A feasibility assessment analyzes the viability of an opportunity – does the idea warrant further investment of time, effort, and resources? It often uses impartial market research and internal analysis to evaluate the opportunity. It also should be relatively inexpensive. If you are unsuccessful, you haven’t invested much. If you are successful, you have a solid starting point for a business plan.
Here is the six-step process we recommend:
- Select Opportunity – Decide on what opportunity(ies) you intend to evaluate. Sometimes it is helpful to evaluate more than one, so it is a relative assessment of which opportunity is the best one.
- Establish Decision Criteria – Before you move forward with any additional steps, how will you decide? What factors are important? We have included our favorite decision criteria below as a starting point.
- Conduct Research – It is important to conduct both secondary (e.g. internet) and primary (e.g. surveys) research to ensure that you are gathering the right information about the opportunity in order to make a decision.

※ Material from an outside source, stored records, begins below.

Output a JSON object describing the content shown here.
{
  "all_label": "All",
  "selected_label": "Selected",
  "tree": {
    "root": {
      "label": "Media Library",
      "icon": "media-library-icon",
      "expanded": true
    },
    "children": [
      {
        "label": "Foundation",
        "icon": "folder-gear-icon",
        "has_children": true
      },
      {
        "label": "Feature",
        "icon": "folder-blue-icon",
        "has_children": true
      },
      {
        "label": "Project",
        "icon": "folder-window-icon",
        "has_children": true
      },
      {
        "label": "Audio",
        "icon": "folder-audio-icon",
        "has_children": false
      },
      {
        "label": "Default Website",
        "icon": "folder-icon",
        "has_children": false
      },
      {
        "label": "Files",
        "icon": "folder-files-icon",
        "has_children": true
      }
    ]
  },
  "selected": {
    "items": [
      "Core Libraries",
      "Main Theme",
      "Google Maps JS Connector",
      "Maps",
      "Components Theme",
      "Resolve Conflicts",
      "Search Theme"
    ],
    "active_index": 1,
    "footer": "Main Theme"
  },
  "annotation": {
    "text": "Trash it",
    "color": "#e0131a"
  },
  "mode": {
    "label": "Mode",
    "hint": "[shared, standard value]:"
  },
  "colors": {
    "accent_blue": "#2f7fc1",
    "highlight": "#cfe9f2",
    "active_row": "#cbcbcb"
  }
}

- Assess Internal Capabilities – Review your vision/mission and your strategic plan as a guide to whether or not an opportunity is right for your organization. It might also be important to assess the external landscape to determine if you are the right organization to take on a new opportunity or whether partners might be helpful.

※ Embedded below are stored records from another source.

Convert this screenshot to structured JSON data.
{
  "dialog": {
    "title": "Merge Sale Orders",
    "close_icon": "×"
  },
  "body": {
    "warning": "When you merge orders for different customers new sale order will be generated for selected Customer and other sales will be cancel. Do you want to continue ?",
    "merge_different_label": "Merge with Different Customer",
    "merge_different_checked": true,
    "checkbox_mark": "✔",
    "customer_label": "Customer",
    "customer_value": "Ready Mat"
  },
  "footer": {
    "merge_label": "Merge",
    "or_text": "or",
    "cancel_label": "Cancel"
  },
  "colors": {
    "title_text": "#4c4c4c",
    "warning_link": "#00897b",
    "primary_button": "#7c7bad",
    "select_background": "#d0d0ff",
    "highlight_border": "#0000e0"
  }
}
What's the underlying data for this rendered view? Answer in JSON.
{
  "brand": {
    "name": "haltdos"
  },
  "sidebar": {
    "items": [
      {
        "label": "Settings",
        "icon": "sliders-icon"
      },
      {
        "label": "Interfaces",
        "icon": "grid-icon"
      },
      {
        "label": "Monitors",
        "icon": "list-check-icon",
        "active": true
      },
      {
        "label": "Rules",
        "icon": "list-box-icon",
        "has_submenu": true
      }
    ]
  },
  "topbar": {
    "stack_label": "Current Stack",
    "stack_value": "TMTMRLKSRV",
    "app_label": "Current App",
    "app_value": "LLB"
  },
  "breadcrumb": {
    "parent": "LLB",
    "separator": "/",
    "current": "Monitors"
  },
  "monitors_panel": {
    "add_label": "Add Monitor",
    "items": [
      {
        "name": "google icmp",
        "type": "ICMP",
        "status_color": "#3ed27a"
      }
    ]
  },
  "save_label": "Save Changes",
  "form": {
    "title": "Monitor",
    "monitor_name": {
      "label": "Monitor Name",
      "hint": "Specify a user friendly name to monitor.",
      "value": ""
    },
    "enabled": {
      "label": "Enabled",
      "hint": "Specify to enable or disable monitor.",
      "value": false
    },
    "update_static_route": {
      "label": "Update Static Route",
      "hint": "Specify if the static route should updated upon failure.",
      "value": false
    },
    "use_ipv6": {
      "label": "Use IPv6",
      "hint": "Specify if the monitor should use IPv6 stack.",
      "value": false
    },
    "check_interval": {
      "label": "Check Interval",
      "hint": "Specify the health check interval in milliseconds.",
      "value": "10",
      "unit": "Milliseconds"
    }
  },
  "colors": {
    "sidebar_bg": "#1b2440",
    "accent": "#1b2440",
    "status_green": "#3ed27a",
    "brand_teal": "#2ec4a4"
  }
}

- Analyze And Rate Criteria – Since you have the criteria established upfront, the analysis becomes simple. You just apply what you learned in market research and internal assessment to the pre-established criteria. To make this even easier and more objective, we recommend adding a rating system on each decision criteria – A to F or 1 to 5. It allows you (and others) to assign each decision criteria a score enabling you to determine a final value for each opportunity. This process should give you an objective idea of whether or not the idea has enough viability for additional steps.

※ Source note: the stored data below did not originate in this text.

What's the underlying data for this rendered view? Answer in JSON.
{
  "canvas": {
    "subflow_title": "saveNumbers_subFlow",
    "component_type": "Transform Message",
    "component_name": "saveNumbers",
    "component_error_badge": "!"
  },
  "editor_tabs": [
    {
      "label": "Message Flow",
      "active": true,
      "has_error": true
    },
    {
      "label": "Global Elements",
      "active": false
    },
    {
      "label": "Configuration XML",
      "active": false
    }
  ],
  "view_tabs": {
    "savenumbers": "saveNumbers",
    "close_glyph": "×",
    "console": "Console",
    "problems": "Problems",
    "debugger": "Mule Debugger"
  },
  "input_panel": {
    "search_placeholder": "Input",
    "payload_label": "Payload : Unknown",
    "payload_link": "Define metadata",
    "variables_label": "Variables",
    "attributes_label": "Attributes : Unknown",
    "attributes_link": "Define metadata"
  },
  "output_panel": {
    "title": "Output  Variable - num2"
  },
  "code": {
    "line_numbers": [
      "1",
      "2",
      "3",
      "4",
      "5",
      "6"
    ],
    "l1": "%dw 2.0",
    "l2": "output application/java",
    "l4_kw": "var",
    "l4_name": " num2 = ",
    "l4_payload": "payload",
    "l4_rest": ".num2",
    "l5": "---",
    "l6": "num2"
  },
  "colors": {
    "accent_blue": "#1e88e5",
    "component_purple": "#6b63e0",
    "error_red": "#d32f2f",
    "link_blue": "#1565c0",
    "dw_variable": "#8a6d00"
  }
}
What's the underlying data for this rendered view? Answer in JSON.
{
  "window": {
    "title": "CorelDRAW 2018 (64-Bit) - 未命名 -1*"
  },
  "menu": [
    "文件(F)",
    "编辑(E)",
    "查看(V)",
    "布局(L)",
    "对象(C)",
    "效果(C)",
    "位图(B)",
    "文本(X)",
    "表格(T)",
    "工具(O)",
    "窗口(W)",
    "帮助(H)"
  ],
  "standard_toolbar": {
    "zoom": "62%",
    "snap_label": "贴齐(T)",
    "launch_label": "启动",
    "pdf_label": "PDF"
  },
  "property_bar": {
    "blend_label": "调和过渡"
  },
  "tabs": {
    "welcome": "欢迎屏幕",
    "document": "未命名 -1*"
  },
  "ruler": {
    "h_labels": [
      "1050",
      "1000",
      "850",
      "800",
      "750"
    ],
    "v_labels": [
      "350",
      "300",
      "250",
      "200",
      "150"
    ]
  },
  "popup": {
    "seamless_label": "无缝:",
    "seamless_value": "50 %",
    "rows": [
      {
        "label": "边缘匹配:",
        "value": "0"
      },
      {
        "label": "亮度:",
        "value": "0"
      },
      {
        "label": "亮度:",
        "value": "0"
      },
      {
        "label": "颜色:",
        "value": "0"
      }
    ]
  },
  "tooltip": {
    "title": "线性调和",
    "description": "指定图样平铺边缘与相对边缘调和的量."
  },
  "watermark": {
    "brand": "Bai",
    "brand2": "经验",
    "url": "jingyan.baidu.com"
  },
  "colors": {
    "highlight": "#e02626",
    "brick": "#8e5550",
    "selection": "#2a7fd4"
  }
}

For possible decision criteria, our favorites are:
- Size: How large is the potential client/customer base?
- Outlook: How favorable are the trends in the market?
- Revenue: What are the possible sources of revenue? What are the possible costs?
- Concentration: How many other organizations are providing the same or similar product or service?
- Ease of Entry: How easy will the opportunity be to launch – for us and for others?
- Partners: Are there easier paths to work together with someone else?
- Organizational Fit
- Mission: Is this opportunity aligned with mission?
- Skills/Expertise: Do we have what we need to be successful? If not, can we acquire it?
- Resources: What resources are needed and how hard are they to get and keep?
Failure happens. But, it isn’t enough to just embrace it. The social sector needs to learn how to manage it and a feasibility assessment is a great way to fail fast and move on to the next great opportunity.